Charles Baudelaire  Cristian Leaño 
Matías Serra Bradford

En el siglo dieciocho, en algunos sitios de Europa a veces se contrataba a un ermitaño y se lo instalaba por una tarde en un bosque privado, para deleitar o aterrorizar a los invitados que lo encontraran “de casualidad” durante un paseo. Un siglo más tarde, apareció un poeta francés que cumpliría una función similar para los curiosos y críticos que se le fueron acercando. Con Charles Baudelaire, cuenta su lector Walter Benjamin, un poeta “anuncia por primera vez que pretende tener un valor de exposición. Baudelaire fue su propio impresario. De ahí su mitomanía... Ante el magro éxito que tenía su obra, terminó por ponerse a sí mismo a la venta”. Así, este portador de reticencia y procacidad se erigió en pionero de una táctica que el mundo literario iría refinando hasta embanderarla como recurso prioritario.

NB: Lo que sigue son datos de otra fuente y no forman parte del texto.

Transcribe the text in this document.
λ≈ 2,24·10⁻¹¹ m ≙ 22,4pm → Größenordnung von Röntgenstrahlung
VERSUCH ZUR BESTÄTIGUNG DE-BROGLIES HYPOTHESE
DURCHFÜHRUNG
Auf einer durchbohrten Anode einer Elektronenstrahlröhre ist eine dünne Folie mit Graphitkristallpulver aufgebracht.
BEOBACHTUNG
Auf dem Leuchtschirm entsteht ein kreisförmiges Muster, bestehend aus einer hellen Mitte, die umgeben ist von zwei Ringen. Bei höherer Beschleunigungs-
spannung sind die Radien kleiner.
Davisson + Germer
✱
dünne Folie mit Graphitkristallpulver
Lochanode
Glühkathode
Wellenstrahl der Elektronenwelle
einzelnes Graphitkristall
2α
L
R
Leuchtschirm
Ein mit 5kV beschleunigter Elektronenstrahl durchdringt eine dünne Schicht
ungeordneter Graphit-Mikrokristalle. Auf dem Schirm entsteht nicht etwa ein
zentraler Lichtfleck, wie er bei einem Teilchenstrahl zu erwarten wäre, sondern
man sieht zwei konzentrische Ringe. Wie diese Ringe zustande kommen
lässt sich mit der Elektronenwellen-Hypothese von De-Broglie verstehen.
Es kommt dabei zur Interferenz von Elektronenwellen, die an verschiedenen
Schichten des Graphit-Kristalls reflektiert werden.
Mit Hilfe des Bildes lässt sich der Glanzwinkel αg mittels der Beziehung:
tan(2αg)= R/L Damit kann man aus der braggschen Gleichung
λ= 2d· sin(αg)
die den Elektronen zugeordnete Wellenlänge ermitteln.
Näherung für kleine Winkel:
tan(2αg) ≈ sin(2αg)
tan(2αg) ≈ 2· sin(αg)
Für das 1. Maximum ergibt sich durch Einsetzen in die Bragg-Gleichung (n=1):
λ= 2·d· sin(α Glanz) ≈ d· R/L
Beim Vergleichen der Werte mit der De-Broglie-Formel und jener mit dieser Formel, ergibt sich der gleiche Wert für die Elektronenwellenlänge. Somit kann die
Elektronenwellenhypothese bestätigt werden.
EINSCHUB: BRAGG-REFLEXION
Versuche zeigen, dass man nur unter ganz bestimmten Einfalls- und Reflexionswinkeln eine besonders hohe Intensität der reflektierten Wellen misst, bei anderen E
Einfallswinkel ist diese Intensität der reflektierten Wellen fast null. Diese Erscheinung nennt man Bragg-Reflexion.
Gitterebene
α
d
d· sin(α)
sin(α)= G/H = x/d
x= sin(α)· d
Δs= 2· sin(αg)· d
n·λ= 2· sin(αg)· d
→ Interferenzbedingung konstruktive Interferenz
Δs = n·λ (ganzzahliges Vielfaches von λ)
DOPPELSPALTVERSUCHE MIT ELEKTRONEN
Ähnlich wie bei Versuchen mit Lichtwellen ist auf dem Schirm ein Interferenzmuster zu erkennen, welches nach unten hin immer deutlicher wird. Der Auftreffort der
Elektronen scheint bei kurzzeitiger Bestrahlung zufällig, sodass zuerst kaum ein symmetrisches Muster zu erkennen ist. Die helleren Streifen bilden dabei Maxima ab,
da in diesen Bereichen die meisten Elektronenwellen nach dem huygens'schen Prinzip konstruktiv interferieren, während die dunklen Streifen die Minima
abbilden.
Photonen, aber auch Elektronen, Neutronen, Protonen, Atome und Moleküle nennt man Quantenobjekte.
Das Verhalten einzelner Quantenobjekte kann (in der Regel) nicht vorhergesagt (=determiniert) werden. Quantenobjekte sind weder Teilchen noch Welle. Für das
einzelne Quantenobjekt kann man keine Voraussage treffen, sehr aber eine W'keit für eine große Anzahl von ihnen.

Una actualización de lecturas

Una vieja verdad dice que cada lector actualiza la página que lee. Benjamin lo hizo cincuenta años después de la muerte de Baudelaire, y el lector de hoy puede actualizar a estos dos expertos en abdicaciones, tomarles las impresiones digitales a años luz de sus vidas a la deriva. Cada lector viene a contradecir lo que Benjamin cita de Goethe: “Todo lo que ha tenido una gran influencia ya no puede ser realmente juzgado”. O a responder a otra pregunta: ¿qué se hace con el fantasma de una casa demolida? No hay que desplegar demasiado esfuerzo para traerlo a Baudelaire a nuestros días. En los diarios íntimos que redactó en Bruselas, leemos: “Dios es el único ser que no necesita existir para gobernar”. Con Baudelaire nos encontramos en terreno minado, sembrado de líneas que parecen escritas por encargo para el presente: “Los cambios payasescos y los desórdenes de una república sudamericana (...) Las naciones producen grandes hombres a pesar de sí mismas”.

Actor y demandado, se decía de Charles Baudelaire que cada día tenía un aspecto distinto; era un especialista en el candor virulento: “No debe suponerse que el diablo sólo tienta a los hombres de genio. Desprecia a los imbéciles, sin duda, pero no desdeña su cooperación. Al contrario, es sobre ellos que descansan sus mayores esperanzas”. La traición y la delación se invitaban solas a la mesa del autor de Las flores del mal: “Comprendo que uno abandone una causa con el fin de experimentar la sensación de servir otra”. Y la torpe esgrima del mundillo literario no le era ajena: “Si un hombre tiene méritos, ¿de qué sirve condecorarlo? Si no tiene ninguno, puede ser condecorado, ya que le dará distinción”. Mientras tanto, el lector reconoce en Baudelaire sus propias debilidades. (Las reconoce, paradójicamente, en la potencia del imaginario de Baudelaire.)

Entre traductores

Un relevo, una posta de lectores; qué otra cosa es la literatura: Baudelaire fue traductor de Edgar Allan Poe, Walter Benjamin tradujo a Baudelaire. La traducción propone otra definición de lector: aquel que te conoce como nadie. (Podría decirse que Baudelaire también inaugura otra serie, la gran tradición de poetas que fueron críticos de arte: Pound, Apollinaire, Leiris, Butor, Lihn, Gabriel Ferrater, Bonnefoy, Schuyler, Ashbery.) Cronometrado, llega el último de la fila –el lector contemporáneo– a descifrar El París de Baudelaire de Walter Benjamin, cuya traducción al castellano a cargo de Mariana Dimópulos, dicho sea de paso, es impecable.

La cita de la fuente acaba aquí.